家族の誰もが自分のことだけ。自分さえ良ければいい。

思いやり、助け合い、そんな言葉がまったく感じられない家庭。


事業が失敗したあたりから本格的に父と母は冷戦状態になっていた。

寝室は別だし、会話もほぼない状態。

今思えばそんな殺伐とした関係みせられるより離婚した方が良かったのに。と思うが子供のために離婚しなかったらしい。

父と母は私が中2のとき離婚し、父が家を出て行った。

私は父が出て行くとき手紙を書いたが渡せなかった。1人泣いたのを覚えてる。


父とはその後私が高2のときにまた暮らすことになるが、これが惨憺たるものだった。

母が故郷に帰ることになり私は慣れ親しんだ環境から離れるのが嫌で父と暮らすことを選んだのだ。


父との暮らしは出だしから散々だった。門限をすぎたからと怒鳴られ外に追い出された。
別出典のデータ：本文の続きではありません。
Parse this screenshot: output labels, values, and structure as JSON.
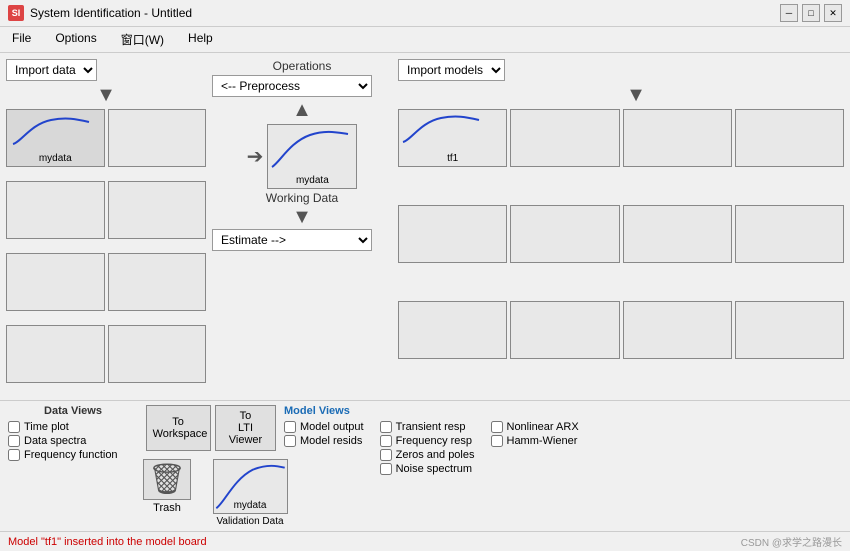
{
  "window": {
    "title": "System Identification - Untitled",
    "icon": "SI"
  },
  "menu": {
    "items": [
      "File",
      "Options",
      "窗口(W)",
      "Help"
    ]
  },
  "left_panel": {
    "import_label": "Import data",
    "cells": [
      {
        "id": 0,
        "has_data": true,
        "label": "mydata",
        "has_curve": true
      },
      {
        "id": 1,
        "has_data": false,
        "label": ""
      },
      {
        "id": 2,
        "has_data": false,
        "label": ""
      },
      {
        "id": 3,
        "has_data": false,
        "label": ""
      },
      {
        "id": 4,
        "has_data": false,
        "label": ""
      },
      {
        "id": 5,
        "has_data": false,
        "label": ""
      },
      {
        "id": 6,
        "has_data": false,
        "label": ""
      },
      {
        "id": 7,
        "has_data": false,
        "label": ""
      }
    ]
  },
  "middle_panel": {
    "ops_label": "Operations",
    "preprocess_label": "<-- Preprocess",
    "working_data_label": "Working Data",
    "working_data_name": "mydata",
    "estimate_label": "Estimate -->"
  },
  "right_panel": {
    "import_label": "Import models",
    "cells": [
      {
        "id": 0,
        "has_data": true,
        "label": "tf1",
        "has_curve": true
      },
      {
        "id": 1,
        "has_data": false,
        "label": ""
      },
      {
        "id": 2,
        "has_data": false,
        "label": ""
      },
      {
        "id": 3,
        "has_data": false,
        "label": ""
      },
      {
        "id": 4,
        "has_data": false,
        "label": ""
      },
      {
        "id": 5,
        "has_data": false,
        "label": ""
      },
      {
        "id": 6,
        "has_data": false,
        "label": ""
      },
      {
        "id": 7,
        "has_data": false,
        "label": ""
      },
      {
        "id": 8,
        "has_data": false,
        "label": ""
      },
      {
        "id": 9,
        "has_data": false,
        "label": ""
      },
      {
        "id": 10,
        "has_data": false,
        "label": ""
      },
      {
        "id": 11,
        "has_data": false,
        "label": ""
      }
    ]
  },
  "data_views": {
    "label": "Data Views",
    "items": [
      "Time plot",
      "Data spectra",
      "Frequency function"
    ]
  },
  "buttons": {
    "to_workspace": "To\nWorkspace",
    "to_lti": "To\nLTI Viewer"
  },
  "trash": {
    "label": "Trash"
  },
  "validation": {
    "label": "Validation Data",
    "name": "mydata"
  },
  "model_views": {
    "label": "Model Views",
    "col1": [
      "Model output",
      "Model resids"
    ],
    "col2": [
      "Transient resp",
      "Frequency resp",
      "Zeros and poles",
      "Noise spectrum"
    ],
    "col3": [
      "Nonlinear ARX",
      "Hamm-Wiener"
    ]
  },
  "status": {
    "message": "Model \"tf1\" inserted into the model board",
    "watermark": "CSDN @求学之路漫长"
  }
}
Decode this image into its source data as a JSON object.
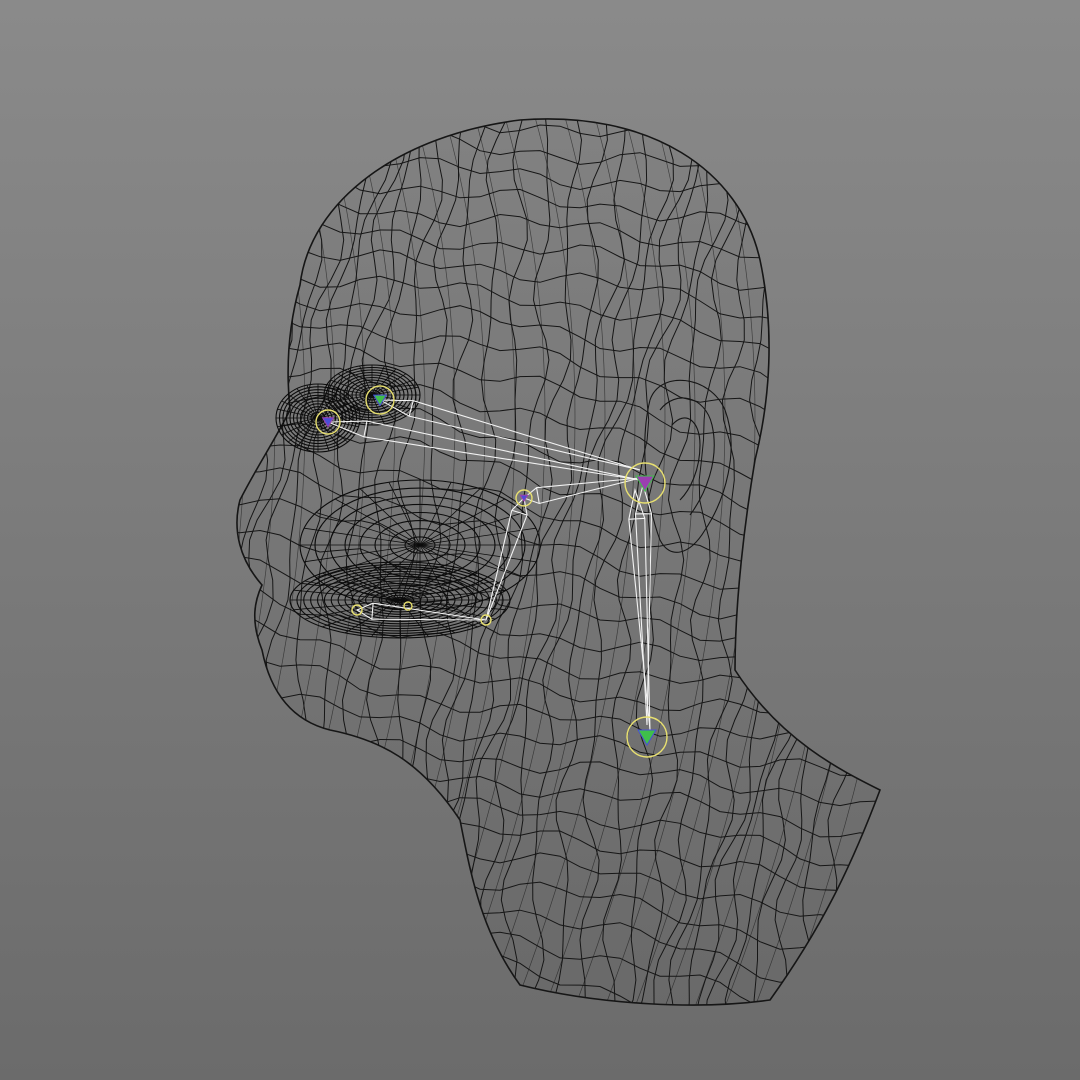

それはまだいいが、なにかにつけ支配的で威圧的。

子供を自分の言うことを聞く道具か何かだと思ってるのだろうか。

父からも暴力をうけた。

はじめての暴力は小学生のとき、口答えしたら麦茶つくるプラスチックのボトルをなげつけられました。

二回目はまた口答えしたら庭に引きずり出され体をたおされ、腹を何度も足蹴り、そして暴言。屈辱感、恐怖感、悲しみ、怒り、助けはなかった。

三回目はまた口答えしたら目つきが変わったのでトイレに逃げ込んだら、扉が壊れるような感じで叩かれ、開けないと殺すって言われ開けたらシャツのボタンが弾けるぐらい胸グラ掴まれて今度やったら殺すからなって脅迫された。すごい怖くてこのままじゃ殺されるって思い、夜中包丁もって部屋の前までいったけど恐くて思いとどまった悲しい過去。

四回目は私が遅刻が多くて父親が呼び出された次の朝、いきなり寝てる私の髪の毛掴んで階段引きずり下ろされたこと。

凄く辛い思い出です。


その後私は単位が足りなくなり母のいるところに行くことになり、父とは離れました。

引越し準備のため久しぶりに元いた家に戻ったらゴミ屋敷になってて、それみたとき父も孤独で病んでいたんだなと思いました。